Does GetResponse have better automation than Constant Contact?

Yes — significantly. GetResponse’s visual automation builder supports multi-branch workflows, behavioural triggers, contact scoring, URL-based conditions, and tag-based segmentation from the Marketer plan upward. Constant Contact’s automation is template-based and primarily linear, with no contact scoring and limited branching logic. Unlimited automation workflows on Constant Contact require the Premium plan at $80/month — and even then, the behavioural logic depth is not equivalent. GetResponse Marketer at $59/month delivers broader automation capabilities including contact scoring and multi-branch paths that Constant Contact’s builder does not support at any tier.

What is Constant Contact best for in 2026?
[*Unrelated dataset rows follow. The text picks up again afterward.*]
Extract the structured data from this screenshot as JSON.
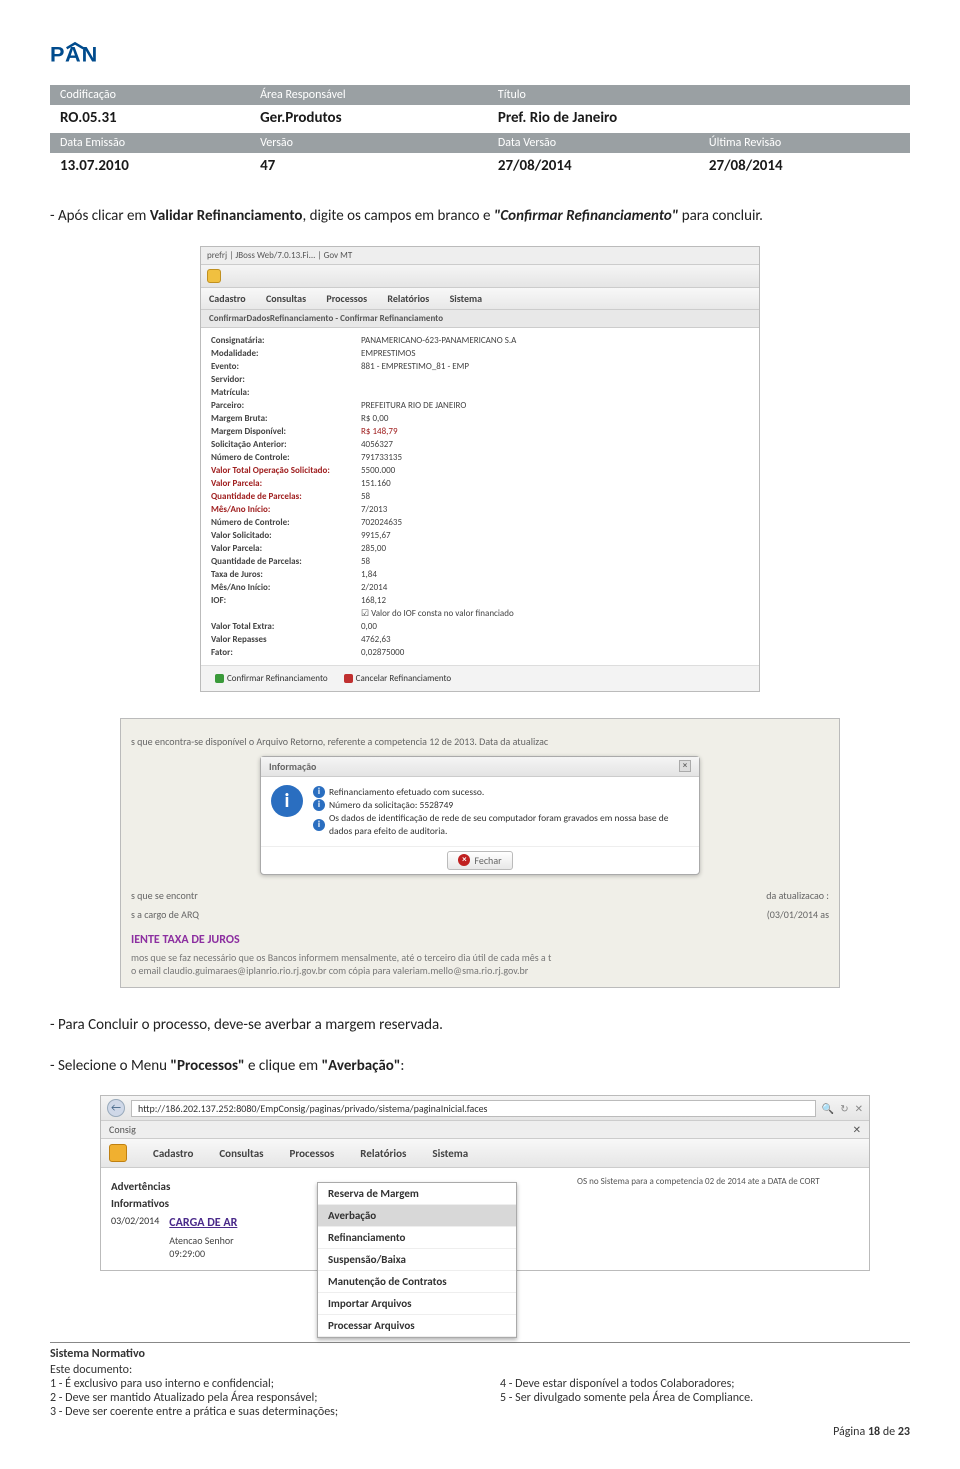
{
  "logo_text": "PAN",
  "header": {
    "labels": {
      "cod": "Codificação",
      "area": "Área Responsável",
      "titulo": "Título"
    },
    "values": {
      "cod": "RO.05.31",
      "area": "Ger.Produtos",
      "titulo": "Pref. Rio de Janeiro"
    },
    "labels2": {
      "emissao": "Data Emissão",
      "versao": "Versão",
      "dataversao": "Data Versão",
      "revisao": "Última Revisão"
    },
    "values2": {
      "emissao": "13.07.2010",
      "versao": "47",
      "dataversao": "27/08/2014",
      "revisao": "27/08/2014"
    }
  },
  "para1_pre": "- Após clicar em ",
  "para1_b1": "Validar Refinanciamento",
  "para1_mid": ", digite os campos em branco e ",
  "para1_b2": "\"Confirmar Refinanciamento\"",
  "para1_post": " para concluir.",
  "ss1": {
    "tabs": "prefrj   |   JBoss Web/7.0.13.Fi...   |   Gov MT",
    "menu": [
      "Cadastro",
      "Consultas",
      "Processos",
      "Relatórios",
      "Sistema"
    ],
    "crumb": "ConfirmarDadosRefinanciamento - Confirmar Refinanciamento",
    "rows": [
      {
        "l": "Consignatária:",
        "v": "PANAMERICANO-623-PANAMERICANO S.A"
      },
      {
        "l": "Modalidade:",
        "v": "EMPRESTIMOS"
      },
      {
        "l": "Evento:",
        "v": "881 - EMPRESTIMO_81 - EMP"
      },
      {
        "l": "Servidor:",
        "v": ""
      },
      {
        "l": "Matrícula:",
        "v": ""
      },
      {
        "l": "Parceiro:",
        "v": "PREFEITURA RIO DE JANEIRO"
      },
      {
        "l": "Margem Bruta:",
        "v": "R$ 0,00"
      },
      {
        "l": "Margem Disponível:",
        "v": "R$ 148,79",
        "lred": false,
        "vred": true
      },
      {
        "l": "Solicitação Anterior:",
        "v": "4056327"
      },
      {
        "l": "Número de Controle:",
        "v": "791733135"
      },
      {
        "l": "Valor Total Operação Solicitado:",
        "v": "5500.000",
        "lred": true
      },
      {
        "l": "Valor Parcela:",
        "v": "151.160",
        "lred": true
      },
      {
        "l": "Quantidade de Parcelas:",
        "v": "58",
        "lred": true
      },
      {
        "l": "Mês/Ano Início:",
        "v": "7/2013",
        "lred": true
      },
      {
        "l": "Número de Controle:",
        "v": "702024635"
      },
      {
        "l": "Valor Solicitado:",
        "v": "9915,67"
      },
      {
        "l": "Valor Parcela:",
        "v": "285,00"
      },
      {
        "l": "Quantidade de Parcelas:",
        "v": "58"
      },
      {
        "l": "Taxa de Juros:",
        "v": "1,84"
      },
      {
        "l": "Mês/Ano Início:",
        "v": "2/2014"
      },
      {
        "l": "IOF:",
        "v": "168,12"
      },
      {
        "l": "",
        "v": "☑  Valor do IOF consta no valor financiado"
      },
      {
        "l": "Valor Total Extra:",
        "v": "0,00"
      },
      {
        "l": "Valor Repasses",
        "v": "4762,63"
      },
      {
        "l": "Fator:",
        "v": "0,02875000"
      }
    ],
    "btn_confirm": "Confirmar Refinanciamento",
    "btn_cancel": "Cancelar Refinanciamento"
  },
  "ss2": {
    "bg_line1": "s que encontra-se disponível o Arquivo Retorno, referente a competencia 12 de 2013. Data da atualizac",
    "bg_line2": "s que se encontr",
    "bg_line3": "s a cargo de ARQ",
    "bg_right": "da atualizacao :",
    "bg_date": "(03/01/2014 as",
    "dialog_title": "Informação",
    "info1": "Refinanciamento efetuado com sucesso.",
    "info2": "Número da solicitação: 5528749",
    "info3": "Os dados de identificação de rede de seu computador foram gravados em nossa base de dados para efeito de auditoria.",
    "btn_close": "Fechar",
    "headline": "IENTE TAXA DE JUROS",
    "sub": "mos que se faz necessário que os Bancos informem mensalmente, até o terceiro dia útil de cada mês a t\no email claudio.guimaraes@iplanrio.rio.rj.gov.br com cópia para valeriam.mello@sma.rio.rj.gov.br"
  },
  "para2": "- Para Concluir o processo, deve-se averbar a margem reservada.",
  "para3_pre": "- Selecione o Menu ",
  "para3_b1": "\"Processos\"",
  "para3_mid": " e clique em ",
  "para3_b2": "\"Averbação\"",
  "para3_post": ":",
  "ss3": {
    "url": "http://186.202.137.252:8080/EmpConsig/paginas/privado/sistema/paginaInicial.faces",
    "tab": "Consig",
    "menu": [
      "Cadastro",
      "Consultas",
      "Processos",
      "Relatórios",
      "Sistema"
    ],
    "dropdown": [
      {
        "t": "Reserva de Margem",
        "hi": false
      },
      {
        "t": "Averbação",
        "hi": true
      },
      {
        "t": "Refinanciamento",
        "hi": false
      },
      {
        "t": "Suspensão/Baixa",
        "hi": false
      },
      {
        "t": "Manutenção de Contratos",
        "hi": false
      },
      {
        "t": "Importar Arquivos",
        "hi": false
      },
      {
        "t": "Processar Arquivos",
        "hi": false
      }
    ],
    "left_sec1": "Advertências",
    "left_sec2": "Informativos",
    "left_date": "03/02/2014",
    "left_link": "CARGA DE AR",
    "left_row": "Atencao Senhor\n09:29:00",
    "right_txt": "OS no Sistema para a competencia 02 de 2014 ate a DATA de CORT"
  },
  "footer": {
    "title": "Sistema Normativo",
    "sub": "Este documento:",
    "left": [
      "1 - É exclusivo para uso interno e confidencial;",
      "2 - Deve ser mantido Atualizado pela Área responsável;",
      "3 - Deve ser coerente entre a prática e suas determinações;"
    ],
    "right": [
      "4 - Deve estar disponível a todos Colaboradores;",
      "5 - Ser divulgado somente pela Área de Compliance."
    ],
    "page_pre": "Página ",
    "page_no": "18",
    "page_mid": " de ",
    "page_total": "23"
  }
}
Constant Contact is best for businesses that run physical or virtual events and need integrated ticketing, RSVP management, and registration tracking. It is also well-suited for organisations that value phone support on all plan tiers and for beginners who want a simple email tool without the complexity of full automation and funnel builders. Outside event management and support accessibility, most email marketing use cases are better served by platforms offering more automation depth at comparable or lower prices.